InDesign indents

aku_ankkuli's picture

There must be a simple way to tell InDesign that although I generally want to indent my paragraphs, I really do not want to indent the first line of a paragraph (because the previous line is empty). Could someone help?

Chris Rugen's picture

You can do it either here, the paragraph palette (I just realized I messed up, it's the space just below the highlighted area):

InD Pgh Palette

Or here, in the paragraph styles:

Pgh Style Indents

If I understand, you want 'hanging indents' on your paragraphs. Just set the 'First Line Indent' to the negative of what the paragraph indent is.

For example:
Left Indent = 2p0
First Line Indent = -2p0

Your screens may look different. I'm using InDesign CS in OS X.

aku_ankkuli's picture

Thanks but this does not work - I tried. If I set left indent above zero, the entire paragraph moves to the right, which I don't want. If I select the entire text (a long text imported from Word), leave the left indent to zero and just increase the first line left indent, my paragraphs get indents all right, except such paragraphs should not be indented that are immediately after an empty line.
I'm using InDesign 2.0.
Any more suggestions? I am really desperate and willing to try anything except folk dances.

marcox's picture

You're going to need 2 different setting to accomplish this, Aku. Select the paragraph that follows the empty line and set all of the indents to 0. Then select the rest of the text, and give it the first line indent you prefer. There's no simple way to automatically tell InD to not to apply the indents after an empty paragraph.

I incorporate these settings into style sheets, e.g., Body Text No Indent, and Body Text. The first is based on the second, so that any changes made to the Body Text style make their way to the No Indent style as well.

Once you get the styles set up, you could use Find/Change to find the paragraphs that follow a blank line and apply the appropriate style sheet.

kris's picture

This is quite peculiar, as having the first para of a body of text flush is rather standard. Why can't Indy make it easier? Plugins anyone?

as8's picture

You guys are so InAhurry.
But dat is called 'market' I know.
http://www.wulffmorgenthaler.com/log/FD30012005.gif

Mina rakastan saata,
kukaan ei voi lahjoa sita,
tai muuttaa sita,
se ei valita politiikasta
tai rahasta.
Voit vain hyvaksya sen ja nauttia siita.

AS

marcox's picture

As I mentioned in my post, Kris, this effect is already easily achieved with the intelligent use of style sheets.
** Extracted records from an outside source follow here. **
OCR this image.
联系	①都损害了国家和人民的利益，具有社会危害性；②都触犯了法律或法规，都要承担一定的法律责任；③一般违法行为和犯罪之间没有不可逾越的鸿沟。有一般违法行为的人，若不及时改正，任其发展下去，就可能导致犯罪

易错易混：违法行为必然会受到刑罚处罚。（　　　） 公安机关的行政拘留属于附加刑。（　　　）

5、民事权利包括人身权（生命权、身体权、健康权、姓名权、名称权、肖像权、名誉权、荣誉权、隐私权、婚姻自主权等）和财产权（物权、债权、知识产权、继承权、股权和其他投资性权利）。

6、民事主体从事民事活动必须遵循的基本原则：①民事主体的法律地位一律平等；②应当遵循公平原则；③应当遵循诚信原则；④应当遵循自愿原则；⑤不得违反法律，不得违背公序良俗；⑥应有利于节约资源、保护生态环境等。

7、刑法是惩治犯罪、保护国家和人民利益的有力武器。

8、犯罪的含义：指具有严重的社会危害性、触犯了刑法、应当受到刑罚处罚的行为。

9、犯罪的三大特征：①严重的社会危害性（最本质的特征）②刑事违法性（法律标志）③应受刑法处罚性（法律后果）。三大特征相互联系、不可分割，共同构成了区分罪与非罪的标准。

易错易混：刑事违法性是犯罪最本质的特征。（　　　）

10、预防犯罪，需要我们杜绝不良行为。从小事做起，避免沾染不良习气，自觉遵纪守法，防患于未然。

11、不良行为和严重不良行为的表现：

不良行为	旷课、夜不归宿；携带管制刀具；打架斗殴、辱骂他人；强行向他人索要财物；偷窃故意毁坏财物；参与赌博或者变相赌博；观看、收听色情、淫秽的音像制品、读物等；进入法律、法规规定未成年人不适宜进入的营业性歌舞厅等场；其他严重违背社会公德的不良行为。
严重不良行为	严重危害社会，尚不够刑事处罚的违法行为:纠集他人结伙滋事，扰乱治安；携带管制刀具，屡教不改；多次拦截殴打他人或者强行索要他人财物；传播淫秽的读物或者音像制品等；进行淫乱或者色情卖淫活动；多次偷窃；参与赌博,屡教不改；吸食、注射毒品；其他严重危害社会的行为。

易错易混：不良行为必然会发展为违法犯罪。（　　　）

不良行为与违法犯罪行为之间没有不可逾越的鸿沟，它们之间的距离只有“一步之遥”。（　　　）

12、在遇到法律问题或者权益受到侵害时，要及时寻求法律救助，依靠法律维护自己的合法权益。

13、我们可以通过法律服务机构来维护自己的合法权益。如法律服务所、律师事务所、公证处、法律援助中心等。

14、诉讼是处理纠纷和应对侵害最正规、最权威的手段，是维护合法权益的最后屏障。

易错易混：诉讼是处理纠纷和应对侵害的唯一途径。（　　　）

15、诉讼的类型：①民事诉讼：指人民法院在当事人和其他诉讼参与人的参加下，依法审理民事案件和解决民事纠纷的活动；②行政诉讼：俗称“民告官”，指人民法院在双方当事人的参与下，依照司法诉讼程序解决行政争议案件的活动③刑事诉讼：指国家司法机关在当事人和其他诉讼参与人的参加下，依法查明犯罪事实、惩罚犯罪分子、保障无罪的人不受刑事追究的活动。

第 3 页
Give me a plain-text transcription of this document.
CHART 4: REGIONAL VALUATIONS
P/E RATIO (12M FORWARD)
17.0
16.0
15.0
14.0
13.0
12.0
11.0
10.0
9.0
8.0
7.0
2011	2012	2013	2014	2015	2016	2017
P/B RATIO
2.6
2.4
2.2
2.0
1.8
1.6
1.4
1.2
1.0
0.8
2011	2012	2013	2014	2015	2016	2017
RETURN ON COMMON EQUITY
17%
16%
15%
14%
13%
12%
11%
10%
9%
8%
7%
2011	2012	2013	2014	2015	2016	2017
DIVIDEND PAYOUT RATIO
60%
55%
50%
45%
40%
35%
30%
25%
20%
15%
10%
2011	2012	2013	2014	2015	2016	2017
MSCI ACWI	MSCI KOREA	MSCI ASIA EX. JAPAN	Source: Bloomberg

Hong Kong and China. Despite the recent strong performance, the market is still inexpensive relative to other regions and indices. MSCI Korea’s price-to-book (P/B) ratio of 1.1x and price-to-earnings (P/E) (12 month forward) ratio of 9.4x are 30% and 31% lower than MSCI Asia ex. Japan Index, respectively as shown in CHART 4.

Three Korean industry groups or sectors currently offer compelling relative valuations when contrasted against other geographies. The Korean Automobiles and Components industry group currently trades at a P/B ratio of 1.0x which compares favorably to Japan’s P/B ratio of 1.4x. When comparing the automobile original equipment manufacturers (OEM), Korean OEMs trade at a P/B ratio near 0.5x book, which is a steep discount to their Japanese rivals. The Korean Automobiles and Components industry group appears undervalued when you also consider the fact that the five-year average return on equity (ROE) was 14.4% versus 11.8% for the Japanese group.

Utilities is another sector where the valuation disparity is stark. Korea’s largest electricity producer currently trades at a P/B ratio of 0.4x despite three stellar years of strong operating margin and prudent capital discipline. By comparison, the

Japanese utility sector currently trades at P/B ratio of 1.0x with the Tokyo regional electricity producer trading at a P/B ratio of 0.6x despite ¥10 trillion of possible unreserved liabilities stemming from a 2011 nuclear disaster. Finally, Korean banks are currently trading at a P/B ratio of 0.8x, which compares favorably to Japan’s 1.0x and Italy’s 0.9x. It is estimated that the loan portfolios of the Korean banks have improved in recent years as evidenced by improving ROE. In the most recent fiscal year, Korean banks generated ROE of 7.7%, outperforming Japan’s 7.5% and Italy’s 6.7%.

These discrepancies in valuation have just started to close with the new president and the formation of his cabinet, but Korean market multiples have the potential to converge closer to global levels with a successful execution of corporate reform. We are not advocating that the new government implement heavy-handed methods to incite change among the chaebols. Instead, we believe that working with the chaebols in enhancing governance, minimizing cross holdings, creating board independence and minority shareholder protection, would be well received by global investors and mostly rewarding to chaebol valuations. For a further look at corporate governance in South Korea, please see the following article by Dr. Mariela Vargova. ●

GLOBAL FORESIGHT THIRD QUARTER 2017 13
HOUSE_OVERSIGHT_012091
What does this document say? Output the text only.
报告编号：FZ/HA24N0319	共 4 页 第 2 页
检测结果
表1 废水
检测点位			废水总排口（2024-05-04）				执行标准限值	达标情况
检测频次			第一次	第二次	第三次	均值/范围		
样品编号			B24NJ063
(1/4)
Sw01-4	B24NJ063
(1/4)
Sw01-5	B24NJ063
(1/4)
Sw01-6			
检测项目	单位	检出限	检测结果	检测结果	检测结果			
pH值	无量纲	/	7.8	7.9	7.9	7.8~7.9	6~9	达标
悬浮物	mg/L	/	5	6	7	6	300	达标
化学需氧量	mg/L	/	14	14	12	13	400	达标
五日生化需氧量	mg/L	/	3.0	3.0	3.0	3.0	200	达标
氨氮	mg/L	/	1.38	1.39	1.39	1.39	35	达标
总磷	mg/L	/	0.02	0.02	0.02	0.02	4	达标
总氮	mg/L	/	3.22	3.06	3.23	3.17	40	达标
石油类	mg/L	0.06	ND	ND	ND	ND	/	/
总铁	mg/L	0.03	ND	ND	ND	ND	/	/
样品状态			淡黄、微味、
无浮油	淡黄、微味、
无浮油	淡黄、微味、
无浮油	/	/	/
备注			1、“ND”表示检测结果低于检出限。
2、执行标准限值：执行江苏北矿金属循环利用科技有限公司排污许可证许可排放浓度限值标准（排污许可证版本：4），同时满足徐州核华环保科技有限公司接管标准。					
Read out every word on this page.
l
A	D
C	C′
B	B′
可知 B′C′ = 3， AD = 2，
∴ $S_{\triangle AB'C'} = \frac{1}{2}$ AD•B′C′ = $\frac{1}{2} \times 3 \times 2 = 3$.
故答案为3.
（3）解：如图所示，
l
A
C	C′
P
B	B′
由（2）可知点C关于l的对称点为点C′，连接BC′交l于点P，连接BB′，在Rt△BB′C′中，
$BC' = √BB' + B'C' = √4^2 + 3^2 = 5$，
But you're right, a little more power wouldn't hurt. I'd like to be able to set up a parent-child relationship between style sheets, so that all text that follows a paragraph styled "subhead" has no indent, for example.

John Hudson's picture

At the ATypI conference in Prague, the lead developer for InDesign demo'd nested styles from the upcoming version of InDesign. This seems similar to what you are suggesting, Marc.

kaisa's picture

I use nested styles in InDesign all the time and they work wonderfully. I'm using InDesign CS.

For the book I'm designing at present, for example, I have:
One parent paragraph style, with no indent, which consists of nested styles of: Drop cap, then 1st 3 words in small caps, followed by regular body text in rest of paragraph.

You can then define the "Next Style" to follow when you press the carriage return; which in my case is the regular body text face with a 1st-line paragraph indent . If you define this paragraph style to be "based on" the parent style, then any changes to the parent will flow on to the child styles (eg: shared attributes such as the body text face, the color, etc).

The book "Real World InDesign CS" has great explanations of styles and nested styles. Failing that, I think there may be something here: www.carijansen.com/tips/016/index.html
From memory, he also has material on previous versions of InDesign - there might be some material relating to the original question there.

jay's picture

InDesign can also do amazing things via scripting. AppleScript is fairly easy to pick up if you are using a Mac; if you are using a PC, you have to use VisialBasic or JavaScript, and I haven't gone there yet.

Some very good help is available at:

http://www.adobeforums.com/cgi-bin/webx?14@@.eea52bc

marcox's picture

Excellent point, Kaisa. Unfortunately, the "next style" attribute only works if you're writing your manuscript in InDesign -- it doesn't apply to imported text, so it wouldn't help Aku.

charles ellertson's picture

I may be missing something here, but I think what you

tina's picture

I found out that mostly you can save lots of time by getting rid of any pre-formatting before pasting your text into your InDesign document. Easiest way to do this is by pasting the text into an editor like simple text or word pad and save it again as txt or text only. That means a fresh start in InDesign without any strange preformatted bits and pieces and strange styles emerging in the paragraph styles list which may interfere with fresh formatting. If you need to draw a comparison with the originating word-document, a pdf works more convenient than the word-document itself.

kaisa's picture

InDesign CS now ignores all formatting of pasted text by default.

In the Scripting folder of InDesign CS, there's a sample script that's called "TextCleanup". It runs find/change sequences on your text, like fixing double spaces and double returns, etc. that you can modify yourself to suit. There's instructions in there too. I'm about to start experimenting with it.